CETP inhibitors – survivors proceed with caution

Once thought of as a multi-billion dollar holy grail of the pharmaceutical industry, CETP inhibitors are now more synonymous with being one of the graveyards of research.

The space, at one time thought be worth tens of billions of dollars, is littered with the corpses of numerous drugs, many of which have failed to make it beyond phase II of clinical trials.

This week Pfizer unveiled some of the findings of the post mortem it has been conducting for torcetrapib, its own CETP inhibitor whose failure shocked the industry and the market in December of last year.

The drug was scrapped after a phase III clinical trial demonstrated that patients using it in combination with the statin Lipitor had an almost 60% higher risk of death and a 25% higher risk of heart attack, than those on Lipitor alone.

Past failures

But put in context perhaps the failure of torcetrapib was not that surprising, given the number of other CETP inhibitors that have never made it out of clinical trials, yet alone to market. Since 2000 a total of five CETP inhibitors have failed to even make the difficult transition to phase III.

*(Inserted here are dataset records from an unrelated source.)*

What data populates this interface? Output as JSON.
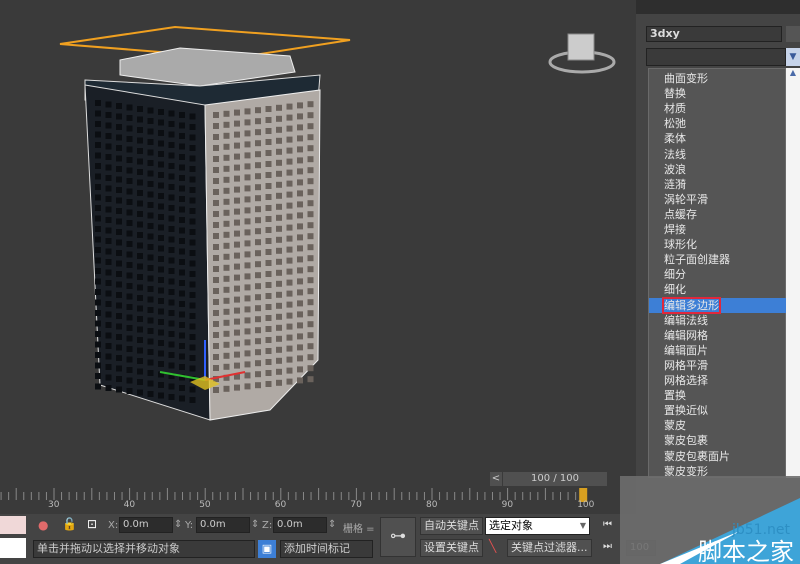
{
  "panel": {
    "object_name": "3dxy",
    "modifier_list": [
      "曲面变形",
      "替换",
      "材质",
      "松弛",
      "柔体",
      "法线",
      "波浪",
      "涟漪",
      "涡轮平滑",
      "点缓存",
      "焊接",
      "球形化",
      "粒子面创建器",
      "细分",
      "细化",
      "编辑多边形",
      "编辑法线",
      "编辑网格",
      "编辑面片",
      "网格平滑",
      "网格选择",
      "置换",
      "置换近似",
      "蒙皮",
      "蒙皮包裹",
      "蒙皮包裹面片",
      "蒙皮变形"
    ],
    "selected_index": 15
  },
  "timeline": {
    "frame_display": "100 / 100",
    "prev": "<",
    "labels": [
      "30",
      "40",
      "50",
      "60",
      "70",
      "80",
      "90",
      "100"
    ],
    "current_frame": 100
  },
  "status": {
    "x_label": "X:",
    "x": "0.0m",
    "y_label": "Y:",
    "y": "0.0m",
    "z_label": "Z:",
    "z": "0.0m",
    "grid": "栅格 =",
    "prompt": "单击并拖动以选择并移动对象",
    "add_time_tag": "添加时间标记",
    "auto_key": "自动关键点",
    "set_key": "设置关键点",
    "key_mode": "选定对象",
    "key_filters": "关键点过滤器...",
    "frame_field": "100"
  },
  "watermark": {
    "site": "jb51.net",
    "name": "脚本之家"
  }
}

Bayer has notched up three of the failures, including its phase II product BAY-605521 that was dropped in June 2007. During 2002, Pfizer’s CP-532,623 quietly slipped off the radar. Pfizer also still has two phase I CETP inhibitors that are now seemingly permanent parked on the laboratory bench.

The ongoing problems with CETP inhibitors, whose aim is to raise HDLs, or good cholesterol, have led some to start questioning whether there is a problem with the whole class of drugs, especially given that it is still not understood if all HDLs are good and where some of them can compromise the immune system.

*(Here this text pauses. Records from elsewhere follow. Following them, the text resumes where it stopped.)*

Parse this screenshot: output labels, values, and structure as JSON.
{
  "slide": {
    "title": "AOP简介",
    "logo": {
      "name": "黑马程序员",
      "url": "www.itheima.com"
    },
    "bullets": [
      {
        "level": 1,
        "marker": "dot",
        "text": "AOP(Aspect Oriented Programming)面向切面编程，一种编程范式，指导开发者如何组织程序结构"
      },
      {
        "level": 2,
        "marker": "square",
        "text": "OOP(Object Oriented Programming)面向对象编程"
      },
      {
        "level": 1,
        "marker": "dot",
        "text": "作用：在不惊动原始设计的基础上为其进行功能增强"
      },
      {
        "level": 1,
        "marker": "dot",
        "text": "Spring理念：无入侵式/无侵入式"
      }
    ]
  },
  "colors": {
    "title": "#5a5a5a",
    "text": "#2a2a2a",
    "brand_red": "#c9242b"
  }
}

But while others are mulling throwing the baby out with the bath water, the remaining two challengers in the field: Merck & Co with its anacetrapib and Roche with R1658, are taking heart from some of the findings. They might be able to avoid the pitfalls that scuppered Pfizer.

The dangers of aldosterone

So far the investigation into torcetrapib has found that while the drug achieved its aims of raising HDL levels, it also raised aldosterone levels in some patients - one of the widely talked about “off-target effects” of torcetrapib.

Aldosterone has been linked to higher incidence of heart attack. It was also found that alongside elevated aldosterone levels torcetrapib raised sodium level and lowered potassium levels, leading to an increase in blood pressure.

Merck has been one of the first to seize on the concerns about higher blood pressure associated with the Pfizer drug and in October published phase IIb data trumpeting the fact that its drug did not increase blood pressure levels.

The group has also conducted animal studies looking at aldosterone levels and setting its drug against torcetrapib. Aldosterone and blood pressure levels have only risen in rats given the abandoned Pfizer product, suggesting that the problems around torcetrapib could relate to that specific compound and not the entire family of drugs.

Accentuating the positive

Roche has also recently started to point to what it sees as clear blue water between R1658 and torcetrapib.

A spokesperson for the firm said: “Our drug has a unique chemical structure that is different to that used by torcetrapib and to date our CEPT inhibitor has been well tolerated.”

But even with no problems reported yet, Roche, like Merck, is being vague about when they will move their product into phase III. The Swiss company, which is now working closely with health officials, said that it would have news about the product by the end of the year.

One thing is certain, both groups will be proceeding cautiously and will be closely watching any further data out of the studies into the failure of torcetrapib, leading many to believe that it still could be five years before there is a credible and safe CETP inhibitor on the market.